Mieux, la presse et le public, unanimement panégyristes, se sont entichés de ces mélodies glabres, mirifiques et ineffables… Un peu comme si, Grandaddy nageait (boxait…) dans une autre galaxie et vers d’autres empyrées terrestres.

En première instance (le superbe Under The Western Freeway, 1997), le groupe a navigué vers des contrées fuligineuses et alambiquées, non sans renier une influence pop. Un oxymore… Surtout pour un quintette qui a longtemps harangué son allégeance au punk et à ses dissonances. Mais, déjà, avec ce premier essai, Grandaddy démontrait toute l’étendue de sa verve avec cette mélancolie indicible et surtout la voix enchanteresse de son leader iconique, Jason Lytle. Depuis les tous premiers ânonnements de Grandaddy, le chanteur a longtemps louvoyé, chinoisé et même ergoté. Jason Lytle est à la fois un autodidacte et un iconoclaste, voguant parfois vers des contrées obscures.
Grandaddy se devait de pourvoir à sa contrition et à sa solitude. Hélas, l’artiste déchu se noie subrepticement dans l’éthylisme chronique. 
Les tournées récurrentes de Grandaddy n’arrangent par vraiment cet état de sénescence.

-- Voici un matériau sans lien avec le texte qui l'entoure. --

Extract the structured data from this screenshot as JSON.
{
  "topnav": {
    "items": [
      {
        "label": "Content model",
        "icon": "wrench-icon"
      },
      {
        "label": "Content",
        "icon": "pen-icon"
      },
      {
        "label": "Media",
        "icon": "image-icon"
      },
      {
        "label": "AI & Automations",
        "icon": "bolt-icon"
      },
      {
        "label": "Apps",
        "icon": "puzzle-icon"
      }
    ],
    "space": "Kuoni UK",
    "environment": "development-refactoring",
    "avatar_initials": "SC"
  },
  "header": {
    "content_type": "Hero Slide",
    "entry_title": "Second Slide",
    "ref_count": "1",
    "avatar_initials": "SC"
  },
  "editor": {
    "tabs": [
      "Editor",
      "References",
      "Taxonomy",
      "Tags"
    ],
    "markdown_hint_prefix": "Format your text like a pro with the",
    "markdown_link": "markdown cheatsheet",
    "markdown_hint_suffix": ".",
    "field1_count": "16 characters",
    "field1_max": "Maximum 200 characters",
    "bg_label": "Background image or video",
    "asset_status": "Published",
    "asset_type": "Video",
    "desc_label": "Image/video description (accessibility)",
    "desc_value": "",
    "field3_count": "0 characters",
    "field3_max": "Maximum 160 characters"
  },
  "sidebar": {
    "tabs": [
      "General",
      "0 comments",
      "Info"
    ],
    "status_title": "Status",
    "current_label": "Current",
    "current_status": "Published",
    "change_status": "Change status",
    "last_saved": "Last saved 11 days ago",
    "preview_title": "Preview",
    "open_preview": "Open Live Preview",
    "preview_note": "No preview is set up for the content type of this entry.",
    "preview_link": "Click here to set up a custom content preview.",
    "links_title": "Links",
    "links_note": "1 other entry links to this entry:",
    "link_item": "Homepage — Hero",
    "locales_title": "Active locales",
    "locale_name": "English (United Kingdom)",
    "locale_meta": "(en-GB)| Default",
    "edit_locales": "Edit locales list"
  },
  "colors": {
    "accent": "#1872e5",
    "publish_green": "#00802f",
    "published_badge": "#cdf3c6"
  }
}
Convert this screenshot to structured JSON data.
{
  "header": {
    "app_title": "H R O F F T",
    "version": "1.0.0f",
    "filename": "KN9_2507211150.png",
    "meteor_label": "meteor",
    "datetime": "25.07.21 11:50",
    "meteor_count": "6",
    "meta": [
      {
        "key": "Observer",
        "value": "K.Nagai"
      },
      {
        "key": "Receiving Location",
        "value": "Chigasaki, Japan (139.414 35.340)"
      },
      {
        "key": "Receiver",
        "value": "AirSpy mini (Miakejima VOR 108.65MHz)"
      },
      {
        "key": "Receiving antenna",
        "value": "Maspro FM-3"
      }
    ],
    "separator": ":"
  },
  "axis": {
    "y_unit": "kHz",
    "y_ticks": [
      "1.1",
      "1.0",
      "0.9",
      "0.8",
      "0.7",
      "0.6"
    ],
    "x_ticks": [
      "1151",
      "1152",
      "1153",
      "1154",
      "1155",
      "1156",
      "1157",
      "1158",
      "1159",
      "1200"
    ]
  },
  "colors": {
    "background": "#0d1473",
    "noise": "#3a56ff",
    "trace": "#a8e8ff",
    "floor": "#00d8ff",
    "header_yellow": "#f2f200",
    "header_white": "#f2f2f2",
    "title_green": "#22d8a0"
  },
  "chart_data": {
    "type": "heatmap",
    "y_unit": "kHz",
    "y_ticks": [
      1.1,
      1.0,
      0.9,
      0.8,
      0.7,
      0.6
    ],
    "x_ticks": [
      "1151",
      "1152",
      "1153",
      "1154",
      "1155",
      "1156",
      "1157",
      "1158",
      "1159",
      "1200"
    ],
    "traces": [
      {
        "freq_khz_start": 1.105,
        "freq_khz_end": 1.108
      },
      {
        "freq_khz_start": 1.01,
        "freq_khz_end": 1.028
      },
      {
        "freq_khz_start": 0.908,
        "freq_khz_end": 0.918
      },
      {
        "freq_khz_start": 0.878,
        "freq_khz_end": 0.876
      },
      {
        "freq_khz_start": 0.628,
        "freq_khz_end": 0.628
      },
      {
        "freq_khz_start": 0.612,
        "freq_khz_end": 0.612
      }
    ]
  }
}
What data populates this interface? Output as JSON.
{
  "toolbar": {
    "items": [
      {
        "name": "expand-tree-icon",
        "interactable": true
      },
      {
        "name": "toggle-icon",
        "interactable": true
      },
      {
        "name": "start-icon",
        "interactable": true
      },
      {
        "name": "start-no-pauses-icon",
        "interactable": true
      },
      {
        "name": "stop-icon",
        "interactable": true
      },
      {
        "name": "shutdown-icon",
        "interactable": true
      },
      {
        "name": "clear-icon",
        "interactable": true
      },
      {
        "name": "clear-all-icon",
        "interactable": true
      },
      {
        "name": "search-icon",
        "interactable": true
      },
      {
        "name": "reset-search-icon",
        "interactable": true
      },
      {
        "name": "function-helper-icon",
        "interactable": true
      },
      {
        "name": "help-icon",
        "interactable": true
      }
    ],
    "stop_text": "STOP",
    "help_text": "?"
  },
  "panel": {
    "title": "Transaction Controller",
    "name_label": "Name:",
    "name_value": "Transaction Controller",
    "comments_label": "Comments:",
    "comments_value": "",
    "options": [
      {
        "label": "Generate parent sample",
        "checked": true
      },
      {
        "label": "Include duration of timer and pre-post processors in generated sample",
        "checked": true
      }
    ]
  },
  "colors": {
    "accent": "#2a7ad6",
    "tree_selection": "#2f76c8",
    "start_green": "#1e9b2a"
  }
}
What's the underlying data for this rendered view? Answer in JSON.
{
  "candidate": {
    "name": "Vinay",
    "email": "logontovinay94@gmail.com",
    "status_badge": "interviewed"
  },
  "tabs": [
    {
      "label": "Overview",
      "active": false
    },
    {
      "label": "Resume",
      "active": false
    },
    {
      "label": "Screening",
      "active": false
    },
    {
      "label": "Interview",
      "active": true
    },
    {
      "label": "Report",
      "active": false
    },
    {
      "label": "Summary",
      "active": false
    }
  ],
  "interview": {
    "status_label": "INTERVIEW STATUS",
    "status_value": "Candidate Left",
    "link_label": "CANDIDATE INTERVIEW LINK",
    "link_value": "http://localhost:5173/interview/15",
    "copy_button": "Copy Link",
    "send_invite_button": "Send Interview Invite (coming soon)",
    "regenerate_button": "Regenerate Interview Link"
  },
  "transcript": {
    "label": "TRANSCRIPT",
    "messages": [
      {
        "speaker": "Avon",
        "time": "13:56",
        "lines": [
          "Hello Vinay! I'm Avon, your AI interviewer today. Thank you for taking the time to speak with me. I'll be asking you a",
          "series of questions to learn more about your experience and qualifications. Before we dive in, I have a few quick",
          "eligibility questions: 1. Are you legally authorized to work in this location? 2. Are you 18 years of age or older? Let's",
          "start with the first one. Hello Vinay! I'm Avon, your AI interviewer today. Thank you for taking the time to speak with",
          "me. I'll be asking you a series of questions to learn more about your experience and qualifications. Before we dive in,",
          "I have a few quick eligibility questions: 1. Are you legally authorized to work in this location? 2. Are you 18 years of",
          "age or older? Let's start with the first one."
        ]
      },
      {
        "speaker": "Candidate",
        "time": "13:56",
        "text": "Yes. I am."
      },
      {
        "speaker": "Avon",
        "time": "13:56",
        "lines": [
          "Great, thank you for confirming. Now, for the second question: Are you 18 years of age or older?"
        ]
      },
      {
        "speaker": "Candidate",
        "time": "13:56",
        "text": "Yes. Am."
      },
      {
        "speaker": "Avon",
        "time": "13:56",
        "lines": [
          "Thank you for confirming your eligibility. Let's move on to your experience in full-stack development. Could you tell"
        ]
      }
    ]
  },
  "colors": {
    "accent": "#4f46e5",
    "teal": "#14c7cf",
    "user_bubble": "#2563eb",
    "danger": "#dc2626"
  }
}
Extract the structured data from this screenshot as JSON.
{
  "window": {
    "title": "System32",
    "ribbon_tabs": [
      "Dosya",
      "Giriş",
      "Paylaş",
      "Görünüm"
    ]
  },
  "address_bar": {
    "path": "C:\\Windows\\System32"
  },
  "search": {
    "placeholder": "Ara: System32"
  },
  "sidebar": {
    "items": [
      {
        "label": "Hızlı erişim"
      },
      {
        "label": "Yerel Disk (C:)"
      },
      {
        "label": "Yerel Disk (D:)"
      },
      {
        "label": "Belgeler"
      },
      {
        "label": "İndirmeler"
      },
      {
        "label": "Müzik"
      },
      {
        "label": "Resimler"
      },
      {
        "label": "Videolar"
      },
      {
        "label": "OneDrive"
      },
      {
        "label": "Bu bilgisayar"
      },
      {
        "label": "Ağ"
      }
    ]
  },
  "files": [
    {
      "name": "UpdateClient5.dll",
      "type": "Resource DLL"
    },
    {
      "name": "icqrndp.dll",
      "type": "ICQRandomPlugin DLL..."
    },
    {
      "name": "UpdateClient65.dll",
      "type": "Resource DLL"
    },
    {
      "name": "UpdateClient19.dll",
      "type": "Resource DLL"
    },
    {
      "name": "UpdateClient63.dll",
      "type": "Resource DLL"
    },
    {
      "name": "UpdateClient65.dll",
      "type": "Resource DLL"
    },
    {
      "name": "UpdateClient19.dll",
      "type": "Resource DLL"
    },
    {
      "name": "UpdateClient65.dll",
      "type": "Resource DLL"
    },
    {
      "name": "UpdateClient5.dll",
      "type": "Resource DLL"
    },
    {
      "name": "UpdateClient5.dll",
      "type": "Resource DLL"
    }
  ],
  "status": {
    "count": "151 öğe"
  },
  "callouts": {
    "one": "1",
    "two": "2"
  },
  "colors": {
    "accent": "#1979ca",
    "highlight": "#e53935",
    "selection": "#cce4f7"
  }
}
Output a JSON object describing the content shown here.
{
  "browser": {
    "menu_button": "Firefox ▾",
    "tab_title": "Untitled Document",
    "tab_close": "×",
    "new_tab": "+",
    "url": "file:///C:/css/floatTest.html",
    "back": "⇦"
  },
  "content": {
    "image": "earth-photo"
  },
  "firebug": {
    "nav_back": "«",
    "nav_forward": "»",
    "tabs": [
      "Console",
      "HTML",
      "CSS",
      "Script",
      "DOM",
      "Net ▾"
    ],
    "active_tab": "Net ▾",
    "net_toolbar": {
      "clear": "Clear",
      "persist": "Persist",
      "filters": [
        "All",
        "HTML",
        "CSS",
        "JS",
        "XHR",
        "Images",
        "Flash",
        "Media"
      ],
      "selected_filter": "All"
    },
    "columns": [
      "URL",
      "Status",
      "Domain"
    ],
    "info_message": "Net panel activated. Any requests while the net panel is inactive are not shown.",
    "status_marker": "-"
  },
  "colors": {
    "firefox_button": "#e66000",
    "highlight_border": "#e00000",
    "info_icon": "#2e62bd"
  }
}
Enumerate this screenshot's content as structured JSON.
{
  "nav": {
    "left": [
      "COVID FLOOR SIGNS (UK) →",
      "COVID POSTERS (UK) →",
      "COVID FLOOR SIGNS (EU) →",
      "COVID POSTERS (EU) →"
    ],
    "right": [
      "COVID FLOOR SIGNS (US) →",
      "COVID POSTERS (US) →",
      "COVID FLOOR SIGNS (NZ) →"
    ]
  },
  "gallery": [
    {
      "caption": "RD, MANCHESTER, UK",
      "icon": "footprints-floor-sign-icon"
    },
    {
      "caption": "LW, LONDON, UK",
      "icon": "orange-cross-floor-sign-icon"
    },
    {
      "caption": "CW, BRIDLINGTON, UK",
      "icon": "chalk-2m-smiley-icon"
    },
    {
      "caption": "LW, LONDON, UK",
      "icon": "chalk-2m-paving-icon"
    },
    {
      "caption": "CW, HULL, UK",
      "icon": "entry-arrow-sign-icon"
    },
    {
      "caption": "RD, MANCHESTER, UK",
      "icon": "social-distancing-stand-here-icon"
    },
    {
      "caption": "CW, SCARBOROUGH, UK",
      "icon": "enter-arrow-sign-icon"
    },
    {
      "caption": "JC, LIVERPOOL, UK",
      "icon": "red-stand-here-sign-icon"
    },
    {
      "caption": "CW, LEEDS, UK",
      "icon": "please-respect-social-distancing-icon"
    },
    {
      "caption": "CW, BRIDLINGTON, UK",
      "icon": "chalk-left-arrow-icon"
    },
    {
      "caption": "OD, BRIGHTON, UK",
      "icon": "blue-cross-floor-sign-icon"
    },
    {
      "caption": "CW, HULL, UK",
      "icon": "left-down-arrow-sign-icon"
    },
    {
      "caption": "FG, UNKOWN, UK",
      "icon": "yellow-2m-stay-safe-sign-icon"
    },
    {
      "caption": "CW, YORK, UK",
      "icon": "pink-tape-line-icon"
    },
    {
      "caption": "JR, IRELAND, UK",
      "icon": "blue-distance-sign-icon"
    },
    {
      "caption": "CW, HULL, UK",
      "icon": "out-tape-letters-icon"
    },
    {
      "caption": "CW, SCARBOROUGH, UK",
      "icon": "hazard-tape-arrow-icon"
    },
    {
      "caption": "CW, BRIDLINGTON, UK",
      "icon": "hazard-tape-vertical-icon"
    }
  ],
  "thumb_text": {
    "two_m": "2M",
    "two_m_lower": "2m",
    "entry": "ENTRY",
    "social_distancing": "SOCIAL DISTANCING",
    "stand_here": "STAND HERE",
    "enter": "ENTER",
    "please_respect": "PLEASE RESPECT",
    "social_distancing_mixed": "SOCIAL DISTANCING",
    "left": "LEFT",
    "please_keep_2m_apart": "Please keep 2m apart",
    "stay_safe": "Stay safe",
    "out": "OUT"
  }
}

Contre toute attente, l’expérience Grandaddy se révèle frustrante. Certes, la sortie de The Sophtware Slump (2000) sera accueillie sous les vivats et les satisfécits de la presse spécialisée. Mieux, l’album devient cette nouvelle éminence musicale. Les thuriféraires adoubent et déifient ce qu’ils considèrent être comme le « chef d’œuvre » du rock indépendant, tout du moins concernant la décennie 2000 ; ce qui n’est pas une mince performance, surtout à l’aune d’une concurrence apoplectique. Curieusement, Jason Lytle n’a cure de toutes ces dithyrambes et continue de vaquer à ses occupations (le skate, mais aussi la poésie et la littérature). En catimini, le compositeur aspire à des jours plus pérennes.
C’est dans ce syllogisme qu’il supervise le troisième album de la bande, Sumday (2003). Derechef, le disque, lui aussi faramineux, est courtisé par les thuriféraires originels. La lumière sera hélas éphémère.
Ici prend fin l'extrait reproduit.